When you’re developing applications you sometimes might want to do multiple things at the same time. For example, while you do some kind of batch processing in the background, your GUI should still respond. You can do this using threads. Threads a lightweight processes that run concurrently. Threads can be very useful, yet can complicate things a lot. What follows is a very introductory entry about concurrency.

As an example I’ll use a problem I (could have) had with “KeyTopic”: KeyTopic is a Java servlet application. Servlets run in a so-called servlet container, such as “Resin”: or “Tomcat”: Unlike many web development environments such as PHP, with servlet programming it’s possible to keep data persistent in memory. This means that you can share objects between requests. In KeyTopic, board and categories are kept in memory and shared among requests, for performance reasons. The category and board objects are mutable (fancy word meaning that they can be changed) by any request (thread). But what happens when two requests modify a certain board object at the very same time (for example to increase the number of posts in a board)? Well, this can very well go wrong. This is called a synchronization problem. I’ll give a simple example. Let’s assume a counter, x, which’s value is increased by one by two processes concurrently. The initial value of x is 0. At the end the value should, obviously, be 2. Now let’s look in semi machine code instructions how this is executed and what could happen. (Remember that a CPU has a couple of registers, which are very fast pieces of memory that can be used for storing intermediate calculation stuff, I’ll name them r0, r1, r2…):

Initially: x = 0

|*Process 1*|*Process 2*|
|load x into r0| |
| |load x into r1|
|r0 = r0 + 1| |
| |r1 = r1 + 1|
|store r0 into x | |
| | store r1 into x|

We end up with: x = 1. Hum? Why did that go wrong? Because two processes manipulated the same variable at the same time. Java (and many platforms) offer solutions for this, one of them in Java is to mark a method “synchronized” which means that only one process can call it at a time, the second will just have to wait until the first is done. So when you have a method to increase the post count of a board and mark it synchronized everything goes OK, considering that that’s the only method that can modify the post count value.

When I developed “YaBB”: I had similar problems. We used text files to store our data in. However, sometimes two perl processes (different requests) wrote to a certain file at the same time, leaving the file messed up. On Unix systems this problem can be solved using flock. Flock locks a file (File LOCK) for either writing or reading.
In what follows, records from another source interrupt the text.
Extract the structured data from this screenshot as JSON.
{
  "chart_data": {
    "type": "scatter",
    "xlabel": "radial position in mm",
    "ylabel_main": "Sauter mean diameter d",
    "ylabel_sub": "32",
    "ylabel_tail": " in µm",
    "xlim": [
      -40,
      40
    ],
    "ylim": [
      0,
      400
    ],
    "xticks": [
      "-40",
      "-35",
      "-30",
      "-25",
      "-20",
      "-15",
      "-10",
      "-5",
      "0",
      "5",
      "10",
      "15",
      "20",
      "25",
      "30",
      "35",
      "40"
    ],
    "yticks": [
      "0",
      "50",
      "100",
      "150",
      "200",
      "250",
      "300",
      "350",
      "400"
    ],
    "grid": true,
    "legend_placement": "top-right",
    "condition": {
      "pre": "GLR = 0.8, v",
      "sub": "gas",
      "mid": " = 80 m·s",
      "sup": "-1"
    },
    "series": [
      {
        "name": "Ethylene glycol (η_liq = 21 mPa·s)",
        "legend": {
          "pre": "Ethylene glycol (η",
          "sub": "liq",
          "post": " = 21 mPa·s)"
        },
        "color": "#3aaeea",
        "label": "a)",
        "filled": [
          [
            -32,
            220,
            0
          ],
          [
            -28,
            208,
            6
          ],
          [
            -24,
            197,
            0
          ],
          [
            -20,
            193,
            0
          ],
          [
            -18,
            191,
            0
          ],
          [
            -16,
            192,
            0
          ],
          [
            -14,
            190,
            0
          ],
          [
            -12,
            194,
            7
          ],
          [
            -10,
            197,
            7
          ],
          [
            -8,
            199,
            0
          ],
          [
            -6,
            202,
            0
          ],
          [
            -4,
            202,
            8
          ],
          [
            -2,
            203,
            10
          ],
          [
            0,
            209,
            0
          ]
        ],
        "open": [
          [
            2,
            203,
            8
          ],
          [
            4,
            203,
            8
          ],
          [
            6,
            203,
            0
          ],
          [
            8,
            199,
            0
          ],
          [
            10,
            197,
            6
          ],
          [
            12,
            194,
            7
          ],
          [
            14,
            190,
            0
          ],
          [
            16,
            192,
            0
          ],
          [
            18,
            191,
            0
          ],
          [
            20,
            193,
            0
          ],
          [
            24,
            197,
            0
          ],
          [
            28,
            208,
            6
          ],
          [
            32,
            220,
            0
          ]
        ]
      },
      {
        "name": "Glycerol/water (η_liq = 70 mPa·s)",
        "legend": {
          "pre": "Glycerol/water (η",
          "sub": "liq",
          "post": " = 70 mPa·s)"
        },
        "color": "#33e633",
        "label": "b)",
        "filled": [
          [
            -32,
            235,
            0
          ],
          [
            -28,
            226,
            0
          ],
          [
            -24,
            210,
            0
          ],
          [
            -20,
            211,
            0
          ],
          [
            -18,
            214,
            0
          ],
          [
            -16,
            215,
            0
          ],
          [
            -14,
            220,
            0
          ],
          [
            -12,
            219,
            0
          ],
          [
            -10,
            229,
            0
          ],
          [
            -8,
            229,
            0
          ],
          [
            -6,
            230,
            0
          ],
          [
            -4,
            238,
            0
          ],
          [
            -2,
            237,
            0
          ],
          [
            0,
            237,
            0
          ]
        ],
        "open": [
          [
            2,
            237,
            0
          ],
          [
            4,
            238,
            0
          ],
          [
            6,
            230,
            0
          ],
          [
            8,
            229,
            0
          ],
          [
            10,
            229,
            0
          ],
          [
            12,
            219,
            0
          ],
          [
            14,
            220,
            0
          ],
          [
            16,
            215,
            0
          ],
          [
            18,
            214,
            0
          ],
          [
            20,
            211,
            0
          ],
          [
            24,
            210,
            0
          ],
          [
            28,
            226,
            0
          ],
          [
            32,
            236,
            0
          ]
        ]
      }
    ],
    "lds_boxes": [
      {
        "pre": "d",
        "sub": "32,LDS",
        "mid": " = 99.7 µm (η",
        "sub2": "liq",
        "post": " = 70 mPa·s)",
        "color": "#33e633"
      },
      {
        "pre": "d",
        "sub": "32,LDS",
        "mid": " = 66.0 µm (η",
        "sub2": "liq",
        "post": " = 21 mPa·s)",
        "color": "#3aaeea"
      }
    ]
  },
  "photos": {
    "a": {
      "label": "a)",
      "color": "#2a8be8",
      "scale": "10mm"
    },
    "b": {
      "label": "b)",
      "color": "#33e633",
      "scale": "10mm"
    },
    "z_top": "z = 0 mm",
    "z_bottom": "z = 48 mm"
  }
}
If you’re going to write to a file, you have to lock it for writing. Other processes that want to read or write to the file will have to wait until the file is unlocked. If you’re going to read a file you lock it for reading, other process which want to read will be able to, but processes that want to write will have to wait until the reading lock is removed. It’s a simple, yet effective method. Note that this also shows that flat file databases don’t scale so well. If you got a lot of requests coming in at once, processes are lining up to access certain files. This is particulary bad when you write to those files a lot.

Those only the simplest of examples in the world of concurrency. The most important thing is that you’re aware of it: If you’re accessing shared variables from multiple threads or processes, beware of concurrency issues. If you’re interested, there are many books about the subject. Personally I don’t find the concurrency field that interesting, partly because we had the most annoying teacher teaching it. It’s also the only class that I quit upfront (luckily it was optional). Therefore I don’t have particular book recommendations, but I’m sure a search for “concurrent programming” on “Amazon”: will come up with good results.